El Caballero presenció la escena y se preguntó dónde estaría el muchacho. Se acercó hasta el río y lo vio vestido, esperando de pie en la orilla mientras el agua pasaba lentamente a su alrededor.

–Acompáñame –le increpó–. No sé qué le has hecho a Montés, pero mejor mantente alejado, parece ser que no eres santo de su devoción.

–Sí, me doy cuenta, me ha dejado solo. No sabía cómo regresar, así que he preferido quedarme aquí y esperar a que alguien viniese a buscarme.

 

 

Alejandro no podía creerlo; la mujer tampoco.
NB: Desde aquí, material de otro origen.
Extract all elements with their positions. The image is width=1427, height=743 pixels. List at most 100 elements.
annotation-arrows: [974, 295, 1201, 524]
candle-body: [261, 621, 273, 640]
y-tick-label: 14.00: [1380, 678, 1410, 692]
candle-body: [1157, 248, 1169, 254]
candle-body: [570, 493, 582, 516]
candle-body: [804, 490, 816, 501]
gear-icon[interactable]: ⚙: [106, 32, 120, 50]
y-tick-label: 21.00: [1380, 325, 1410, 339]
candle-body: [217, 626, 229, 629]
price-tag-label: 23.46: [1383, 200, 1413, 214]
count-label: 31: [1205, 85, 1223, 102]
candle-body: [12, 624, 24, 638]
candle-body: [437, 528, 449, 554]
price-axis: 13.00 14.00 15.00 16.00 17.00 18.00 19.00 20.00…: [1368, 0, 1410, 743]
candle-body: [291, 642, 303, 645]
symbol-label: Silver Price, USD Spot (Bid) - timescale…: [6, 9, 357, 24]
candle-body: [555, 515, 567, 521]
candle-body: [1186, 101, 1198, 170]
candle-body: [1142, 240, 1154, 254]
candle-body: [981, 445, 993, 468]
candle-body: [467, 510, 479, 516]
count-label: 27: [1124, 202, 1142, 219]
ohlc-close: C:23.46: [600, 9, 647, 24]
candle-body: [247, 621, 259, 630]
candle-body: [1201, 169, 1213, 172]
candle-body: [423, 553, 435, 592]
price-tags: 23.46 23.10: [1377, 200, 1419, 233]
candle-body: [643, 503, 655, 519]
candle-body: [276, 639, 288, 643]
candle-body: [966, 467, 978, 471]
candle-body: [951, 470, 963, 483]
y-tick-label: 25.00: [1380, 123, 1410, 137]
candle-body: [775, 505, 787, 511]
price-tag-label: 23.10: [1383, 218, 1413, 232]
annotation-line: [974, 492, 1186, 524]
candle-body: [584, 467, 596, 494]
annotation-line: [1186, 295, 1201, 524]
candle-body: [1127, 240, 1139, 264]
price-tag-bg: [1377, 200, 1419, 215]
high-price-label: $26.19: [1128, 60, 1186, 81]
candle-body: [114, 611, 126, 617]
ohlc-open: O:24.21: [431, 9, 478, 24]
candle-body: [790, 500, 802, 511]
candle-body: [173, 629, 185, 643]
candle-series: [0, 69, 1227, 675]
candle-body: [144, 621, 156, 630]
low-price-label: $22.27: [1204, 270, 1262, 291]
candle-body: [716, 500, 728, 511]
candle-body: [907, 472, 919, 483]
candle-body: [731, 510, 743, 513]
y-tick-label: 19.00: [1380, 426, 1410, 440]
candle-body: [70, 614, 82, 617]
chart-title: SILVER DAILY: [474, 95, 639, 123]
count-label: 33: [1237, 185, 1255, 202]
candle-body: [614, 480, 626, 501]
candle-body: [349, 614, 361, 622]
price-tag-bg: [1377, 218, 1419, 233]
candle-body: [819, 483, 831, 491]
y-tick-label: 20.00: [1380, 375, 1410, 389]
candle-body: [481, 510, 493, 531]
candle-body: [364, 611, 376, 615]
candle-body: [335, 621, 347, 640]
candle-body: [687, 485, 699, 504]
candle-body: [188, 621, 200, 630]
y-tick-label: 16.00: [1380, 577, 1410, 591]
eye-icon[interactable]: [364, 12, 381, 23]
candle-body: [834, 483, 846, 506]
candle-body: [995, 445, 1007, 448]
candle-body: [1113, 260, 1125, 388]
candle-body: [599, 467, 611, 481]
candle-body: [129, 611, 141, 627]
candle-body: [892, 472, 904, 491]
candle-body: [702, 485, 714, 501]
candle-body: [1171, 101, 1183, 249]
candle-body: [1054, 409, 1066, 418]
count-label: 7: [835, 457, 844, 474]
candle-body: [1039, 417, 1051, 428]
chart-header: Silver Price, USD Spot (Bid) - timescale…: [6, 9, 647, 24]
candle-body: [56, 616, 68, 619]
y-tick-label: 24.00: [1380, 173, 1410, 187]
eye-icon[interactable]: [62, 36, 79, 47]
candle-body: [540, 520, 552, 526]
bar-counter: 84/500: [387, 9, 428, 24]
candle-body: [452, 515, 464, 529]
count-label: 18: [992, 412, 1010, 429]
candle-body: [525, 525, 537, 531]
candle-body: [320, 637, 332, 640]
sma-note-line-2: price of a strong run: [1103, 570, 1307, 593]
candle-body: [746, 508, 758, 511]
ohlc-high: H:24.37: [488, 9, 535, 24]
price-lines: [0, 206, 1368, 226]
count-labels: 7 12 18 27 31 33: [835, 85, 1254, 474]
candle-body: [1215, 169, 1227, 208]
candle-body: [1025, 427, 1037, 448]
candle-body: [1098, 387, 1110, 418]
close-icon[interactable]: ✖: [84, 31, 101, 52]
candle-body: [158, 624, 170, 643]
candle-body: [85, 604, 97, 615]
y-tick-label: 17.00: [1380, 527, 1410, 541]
Se había levantado airada de la cama y le había dedicado una mirada reprobatoria como recompensa por su maltrecho servicio. No había podido, no había sido capaz. Solo podía ver en su mente ese trasero que lo había trastocado. Ni siquiera había podido hacerle el amor a esa atractiva hembra que tan dispuesta estaba para él.

Le había resultado imposible. Su miembro se había puesto rígido como un palo ante la visión del muchacho, sin embargo en compañía de la mujer, nada. Como muerto. Pequeño y fláccido… ¡Odiaba a ese jovenzuelo! La aversión era tan grande que sentía deseos de estrangularlo… sí, de apretar su hermoso trasero entre sus rudas manos y poseerlo.

Se llevó las manos al rostro, derrotado. Definitivamente, algo se había estropeado en él. Mejor sería beber hasta olvidarse del asunto y después tratar de dormir a pierna suelta.